In einer Vereinbarung zwischen Indien und Pakistan mit dem Ziel "einen gegenseitig vorteilhaften und nachhaltigen Frieden zu erreichen", heißt es, dass nach längeren Verhandlungen die zuletzt bestehende Vereinbarung von 2003 über eine Waffenruhe "in Wort und Geist" ab dem 25. Februar 2021 umsetzen ist (Gov. o. I. 25.2.2021; vgl. SZ 26.2.2021).

Indien und China

Indien und China teilt eine 4.056 km lange Grenze (DFAT 10.12.2020). Der chinesisch-indische Grenzverlauf im Himalaya ist weiterhin umstritten (FAZ 27.2.2020). Nach wie vor gibt es zwischen Indien und China eine Reihe ungelöster territorialer Streitigkeiten, die 1962 zu einem kurzen Krieg zwischen den beiden Nachbarstaaten und zu mehreren Unruhen führten, darunter 2013, 2017 und 2020. Zusammenstöße zwischen Grenzpatrouillen an der 1996 vereinbarten "Line of Actual Control" (LAC), der De-facto-Grenze zwischen der von Indien verwalteten Region des Ladakh Union Territory und der von China verwalteten Region Aksai Chin sind häufig (DFAT 10.12.2020; vgl. FIDH 23.6.2020) und forderten am 15.6.2020 mindestens 20 Tote auf indischer Seite und eine unbekannte Anzahl von Opfern auf chinesischer Seite (FIDH 23.6.2020; vgl. BBC 3.7.2020, BAMF 8.6.2020).
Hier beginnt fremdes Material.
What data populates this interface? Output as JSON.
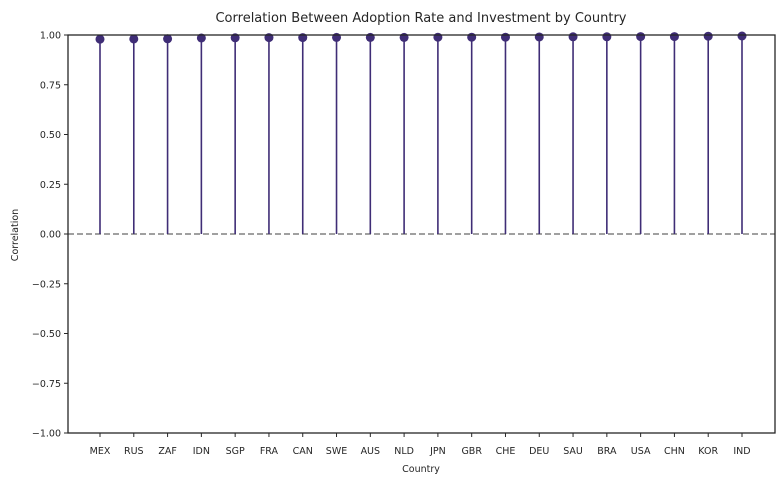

Dies waren die ersten Todesopfer an der LAC seit 1975. Von beiden Seiten wurden eine Reihe von Gesprächen auf politischer, diplomatischer und militärischer Ebene geführt. Die Situation bleibt jedoch festgefahren (DFAT 10.12.2020). Viele indische Experten sehen in der Entscheidung der Modi-Regierung vom August 2019, den Bundesstaat Jammu und Kaschmir aufzulösen, einen Auslöser für die gegenwärtige Krise (SWP 7.2020; vgl. Wagner C. 2020). Die chinesischen Gebietsübertretungen können somit als Reaktion auf die indische Politik in Kaschmir in der letzten Zeit gesehen werden (SWP 7.2020). Weitere Eskalationen drohen auch durch Gebietsverletzungen an anderen Stellen der mehr Grenze (FAZ 27.2.2020; vgl. SWP 7.2020). Sowohl Indien als auch China haben Ambitionen, ihren Einflussbereich in Asien auszuweiten (BICC 1.2021).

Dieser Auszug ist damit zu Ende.